Jean-Louis Bouet-Leboeuf :
Il y a une étude menée actuellement par l’OHI (Organisation Hydrographique Internationale) qui devrait sortir l’année prochaine. Il existe une publication « Publication S55 » qui est l’état de la connaissance hydrographique et de la cartographie marine. C’est cette dernière qui sera réactualisée.

En métropole, il y a encore des zones où la connaissance hydrographique est largement insuffisante. Je pense que c’est de l’ordre de 95 % et les 5 % qui restent ne sont pas les plus faciles, zone côtière Bretagne par exemple. En plus, ce sont des levés dits modernes, c’est-à-dire au sondeur vertical avec des méthodes qui n’étaient pas aussi précises qu’on peut les faire aujourd’hui, il faudrait quasiment toutes les refaire.
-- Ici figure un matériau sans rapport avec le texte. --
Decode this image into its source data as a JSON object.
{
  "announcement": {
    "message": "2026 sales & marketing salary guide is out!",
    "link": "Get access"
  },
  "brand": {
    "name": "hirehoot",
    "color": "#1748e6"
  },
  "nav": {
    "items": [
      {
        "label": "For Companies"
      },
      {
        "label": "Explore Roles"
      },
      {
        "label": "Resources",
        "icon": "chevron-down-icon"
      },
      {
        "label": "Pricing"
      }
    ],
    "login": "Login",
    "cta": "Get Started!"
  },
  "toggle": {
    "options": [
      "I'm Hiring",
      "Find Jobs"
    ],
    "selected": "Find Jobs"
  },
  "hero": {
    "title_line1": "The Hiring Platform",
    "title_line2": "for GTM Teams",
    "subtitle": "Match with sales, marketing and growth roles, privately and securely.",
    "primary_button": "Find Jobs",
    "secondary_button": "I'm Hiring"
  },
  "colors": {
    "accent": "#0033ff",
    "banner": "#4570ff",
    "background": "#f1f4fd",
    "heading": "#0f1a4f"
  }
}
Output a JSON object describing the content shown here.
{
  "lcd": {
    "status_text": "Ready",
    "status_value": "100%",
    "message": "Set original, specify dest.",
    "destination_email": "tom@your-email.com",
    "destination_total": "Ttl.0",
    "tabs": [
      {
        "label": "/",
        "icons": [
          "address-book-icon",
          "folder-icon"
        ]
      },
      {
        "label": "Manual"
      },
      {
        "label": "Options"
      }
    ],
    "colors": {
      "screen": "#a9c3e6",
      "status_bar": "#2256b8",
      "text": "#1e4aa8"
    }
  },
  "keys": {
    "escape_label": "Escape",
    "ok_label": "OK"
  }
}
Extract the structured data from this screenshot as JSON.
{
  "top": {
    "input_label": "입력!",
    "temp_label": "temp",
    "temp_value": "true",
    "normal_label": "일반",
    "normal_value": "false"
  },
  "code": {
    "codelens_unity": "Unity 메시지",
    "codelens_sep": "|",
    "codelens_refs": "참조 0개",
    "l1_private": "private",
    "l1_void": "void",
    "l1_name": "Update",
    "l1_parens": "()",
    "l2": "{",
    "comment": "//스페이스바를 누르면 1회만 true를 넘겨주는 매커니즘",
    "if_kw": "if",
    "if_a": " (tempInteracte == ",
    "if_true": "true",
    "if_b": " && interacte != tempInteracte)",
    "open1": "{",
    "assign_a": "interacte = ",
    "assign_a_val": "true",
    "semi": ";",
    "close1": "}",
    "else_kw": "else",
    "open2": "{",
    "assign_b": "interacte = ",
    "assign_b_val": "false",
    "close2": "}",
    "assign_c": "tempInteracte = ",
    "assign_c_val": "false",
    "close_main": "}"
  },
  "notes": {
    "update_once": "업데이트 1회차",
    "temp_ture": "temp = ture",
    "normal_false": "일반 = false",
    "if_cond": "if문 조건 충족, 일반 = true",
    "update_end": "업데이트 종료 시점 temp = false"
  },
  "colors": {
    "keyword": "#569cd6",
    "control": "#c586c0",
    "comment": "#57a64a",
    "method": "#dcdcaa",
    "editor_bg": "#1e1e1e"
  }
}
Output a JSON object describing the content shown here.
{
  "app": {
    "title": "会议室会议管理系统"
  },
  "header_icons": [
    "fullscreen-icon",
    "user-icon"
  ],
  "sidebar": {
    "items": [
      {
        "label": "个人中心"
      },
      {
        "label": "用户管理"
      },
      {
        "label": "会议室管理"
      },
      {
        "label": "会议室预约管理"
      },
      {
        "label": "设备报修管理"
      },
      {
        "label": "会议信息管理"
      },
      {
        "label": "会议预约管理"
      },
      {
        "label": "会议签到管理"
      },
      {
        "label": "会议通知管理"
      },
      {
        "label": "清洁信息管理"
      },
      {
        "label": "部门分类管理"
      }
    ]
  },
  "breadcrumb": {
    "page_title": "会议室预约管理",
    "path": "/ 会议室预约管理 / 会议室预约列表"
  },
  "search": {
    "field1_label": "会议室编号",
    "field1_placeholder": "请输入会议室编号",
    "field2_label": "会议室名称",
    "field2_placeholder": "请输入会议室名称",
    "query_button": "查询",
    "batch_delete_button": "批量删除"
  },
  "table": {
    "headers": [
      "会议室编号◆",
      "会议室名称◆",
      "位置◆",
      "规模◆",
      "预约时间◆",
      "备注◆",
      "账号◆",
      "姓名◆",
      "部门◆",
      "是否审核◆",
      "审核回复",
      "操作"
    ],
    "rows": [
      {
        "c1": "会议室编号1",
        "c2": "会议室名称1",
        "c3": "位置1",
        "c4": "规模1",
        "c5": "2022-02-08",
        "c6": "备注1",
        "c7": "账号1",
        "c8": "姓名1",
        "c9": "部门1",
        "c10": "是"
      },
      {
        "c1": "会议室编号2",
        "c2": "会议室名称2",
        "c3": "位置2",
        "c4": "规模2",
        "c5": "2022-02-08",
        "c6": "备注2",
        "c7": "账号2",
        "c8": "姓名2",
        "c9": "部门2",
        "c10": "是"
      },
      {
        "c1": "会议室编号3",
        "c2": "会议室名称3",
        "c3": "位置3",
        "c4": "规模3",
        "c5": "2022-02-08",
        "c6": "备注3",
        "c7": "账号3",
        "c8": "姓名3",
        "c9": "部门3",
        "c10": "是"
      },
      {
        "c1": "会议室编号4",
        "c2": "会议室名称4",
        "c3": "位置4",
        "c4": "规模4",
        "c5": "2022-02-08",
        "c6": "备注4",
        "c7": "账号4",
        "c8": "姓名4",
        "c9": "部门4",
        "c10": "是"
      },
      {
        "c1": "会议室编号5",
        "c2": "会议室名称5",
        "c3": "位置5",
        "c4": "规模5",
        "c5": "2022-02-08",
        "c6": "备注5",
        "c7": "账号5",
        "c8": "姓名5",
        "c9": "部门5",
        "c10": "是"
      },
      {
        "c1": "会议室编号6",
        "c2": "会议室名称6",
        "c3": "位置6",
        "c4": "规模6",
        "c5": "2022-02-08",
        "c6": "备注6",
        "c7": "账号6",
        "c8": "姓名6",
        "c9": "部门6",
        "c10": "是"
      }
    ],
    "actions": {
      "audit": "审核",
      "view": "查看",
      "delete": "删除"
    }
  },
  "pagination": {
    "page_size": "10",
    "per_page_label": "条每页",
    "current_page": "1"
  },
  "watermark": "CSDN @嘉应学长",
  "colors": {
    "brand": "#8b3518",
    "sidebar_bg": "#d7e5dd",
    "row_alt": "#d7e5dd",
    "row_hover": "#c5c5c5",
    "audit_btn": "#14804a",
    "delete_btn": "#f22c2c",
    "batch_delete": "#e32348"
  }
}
J’ai évoqué ce matin le référentiel littoral qui est à l’étude en coopération entre le SHOM et l’IGN et dont des tests vont être menés dans le golfe du Morbihan avec le laser, mais ce laser a une portée en profondeur limitée mais c’est quand même la zone la plus difficile et donc si le programme est monté, ça permettra d’avoir un référentiel littoral pour la zone métropolitaine. Le plus inquiétant, ce sont les zones des départements et territoires d’outre-mer. Aujourd’hui, il y a des moyens, mais y-a-t-il la volonté d’y aller, c’est une autre histoire ! En Polynésie, par exemple, elle est normalement maître de son hydrographie mais elle n’a pas de service, ce qui pose un problème.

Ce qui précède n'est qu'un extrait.